In celebration of the 150th anniversary of Dickens’s famous reading tour of the United States, the Morgan Library has curated Charles Dickens and the Spirit of Christmas. The exhibition presents together for the first time the Morgan’s original manuscript of A Christmas Carol as well as the manuscripts of four more Christmas novellas—The Chimes (1844), The Cricket on the Hearth (1845), The Battle of Life (1846), and The Haunted Man (1848). In addition to the manuscripts, the show presents illustrations and letters related to the books, Dickens’ life as a literary giant, and even his writing desk. It also boasts a number of photographs, the significance of which has been overlooked by many photography historians.
From 1858 to 1860—the years of “cartomania”—photographs of Dickens became much more readily available than before. Carte-de-visite photographs produced in huge quantities to satisfy the demands of the author’s adoring public, made him immediately and easily recognizable.
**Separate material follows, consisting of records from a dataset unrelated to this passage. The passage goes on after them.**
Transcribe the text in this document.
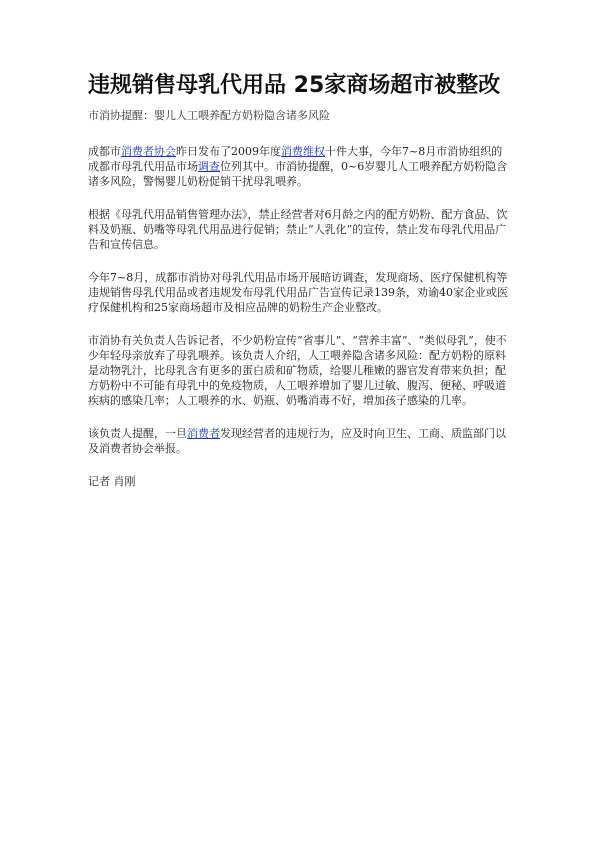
违规销售母乳代用品 25家商场超市被整改

市消协提醒：婴儿人工喂养配方奶粉隐含诸多风险

成都市消费者协会昨日发布了2009年度消费维权十件大事，今年7~8月市消协组织的成都市母乳代用品市场调查位列其中。市消协提醒，0~6岁婴儿人工喂养配方奶粉隐含诸多风险，警惕婴儿奶粉促销干扰母乳喂养。

根据《母乳代用品销售管理办法》，禁止经营者对6月龄之内的配方奶粉、配方食品、饮料及奶瓶、奶嘴等母乳代用品进行促销；禁止“人乳化”的宣传，禁止发布母乳代用品广告和宣传信息。

今年7~8月，成都市消协对母乳代用品市场开展暗访调查，发现商场、医疗保健机构等违规销售母乳代用品或者违规发布母乳代用品广告宣传记录139条，劝谕40家企业或医疗保健机构和25家商场超市及相应品牌的奶粉生产企业整改。

市消协有关负责人告诉记者，不少奶粉宣传“省事儿”、“营养丰富”、“类似母乳”，使不少年轻母亲放弃了母乳喂养。该负责人介绍，人工喂养隐含诸多风险：配方奶粉的原料是动物乳汁，比母乳含有更多的蛋白质和矿物质，给婴儿稚嫩的器官发育带来负担；配方奶粉中不可能有母乳中的免疫物质，人工喂养增加了婴儿过敏、腹泻、便秘、呼吸道疾病的感染几率；人工喂养的水、奶瓶、奶嘴消毒不好，增加孩子感染的几率。

该负责人提醒，一旦消费者发现经营者的违规行为，应及时向卫生、工商、质监部门以及消费者协会举报。

记者 肖刚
According to Joss Marsh, he is considered to be the period’s “most photographically famous person outside the royal family” and “the first photographically mediated celebrity of modern times.” Dickens generally disliked being photographed—perhaps because, as the biographer Peter Ackroyd noted, “in middle age Dickens looked much older than he really was, having been wearied by a life in which he had contributed the work and energy of ten men.” These carte-de-visite portraits taken between 1860 and 1863 confirm this vividly.
Gurney, New York’s preeminent commercial photographer, was granted exclusive rights to photograph Dickens during his 1867-68 reading tour. Although this portrait is signed by Dickens and dated Wednesday Fifteenth April, 1868, he sat for Gurney on 9-10 December 1867. It portrays Dickens much as Mark Twain described him in his account in the Atla California newspaper on 5 February 1868, with “gray beard and moustache, bald head, and with side hair brushed fiercely and tempestuously forward.” Twain, who attended Dickens’s New Year’s Eye reading at Steinway Hall in New York, commented that “his pictures are hardly handsome, and he, like everybody else, is less handsome than his pictures.
This portrait photograph of Dickens, grandly attired and standing at a Davenport desk with a book in his left hand, was made at Gurney’s New York Studio in December 1867. Of the twelve poses that Gurney photographed, most of the portraits available to the American public—eager to acquire an image of the great novelist as a memento of his extensive reading tour—were carte-de-visite prints of this larger, more expensive “imperial” cabinet card print. After his protracted session at Gurney’s studio, Dickens—who detested posing for photographers—vowed he would never again allow himself to be photographed. No later photographs of the author are known to exist.
Charles Dickens and the Spirit of Christmas is on view at the Morgan Library and Museum through January 14, 2018.